Wood uses nine shy dogs, including one of her own, to highlight the concepts she presents. The technique works nicely to help personalize the subject matter. The reader finds oneself feeling sympathy for the dogs, as well as empathy for their owners - appreciating the long-term challenge of shy-dog ownership and celebrating the hard-earned achievements.
The author gives useful, practical advice that embellishes upon only a few central themes. The primary concept around which the book is structured is that the key to helping a shy dog through life is extensive and continual training and calm leadership, "...A dog's basic personality doesn't change. However, a fearful dog can learn to compensate for her shyness. The more training she receives and the more situations she experiences, the better she compensates. Your goal with your dog will be to help with the compensation process."

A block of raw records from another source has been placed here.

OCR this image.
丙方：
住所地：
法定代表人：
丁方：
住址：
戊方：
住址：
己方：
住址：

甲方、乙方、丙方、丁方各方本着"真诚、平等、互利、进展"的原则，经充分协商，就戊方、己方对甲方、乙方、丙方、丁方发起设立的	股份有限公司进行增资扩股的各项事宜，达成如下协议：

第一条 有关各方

To her credit, Woods is not dripping in saccharine or Pollyanna wishfulness. She warns against coddling or "enabling" shy dogs, and she is adamant that fear-biting dogs are simply unsafe to maintain in a home with children. She points out that shy dogs may learn slowly and take little pleasure in being touched. I like her use of the very appropriate term "risk-averse" as a synonym for fearfulness or shyness. The author does admit that she would never recommend that anyone intentionally acquire a shy dog and that getting the fear under control may be a long-term or lifelong challenge. She matter-of-factly discusses safety issues like muzzles and management.
Yet she asserts, "It's never too late to help (a shy dog) get better!" One might argue that the book's greatest weakness is the overly optimistic tone. I would have liked to see one hard-core chapter, for example, addressing the subject of the dog who cannot be saved. There are some dogs that simply don't improve enough to ever be safe animals or to attain a decent quality of life, in spite of their owners' hard work and good intentions. A chapter devoted to assessing when a dog is not salvageable would make the book better balanced and more realistic.
The other notable omission is a discussion, even in passing, of the use of psychotropic medications for dogs with fear-based behavior problems, as the use of these drugs is relatively common nowadays.
That being said, the book does not pretend to be the final authoritative word on assessing and dealing with dog fearfulness. It is what it is - a very inviting book that offers the shy-dog owner hope, encouragement, and basic direction. The author is a former social worker, and it shows in her optimism and empathy. This book sets out to offer Help for Your Shy Dog, and it succeeds admirably. I would not hesitate to recommend this book to any pet owner, nor anyone interested in dogs and training. This book would also make a nice gift.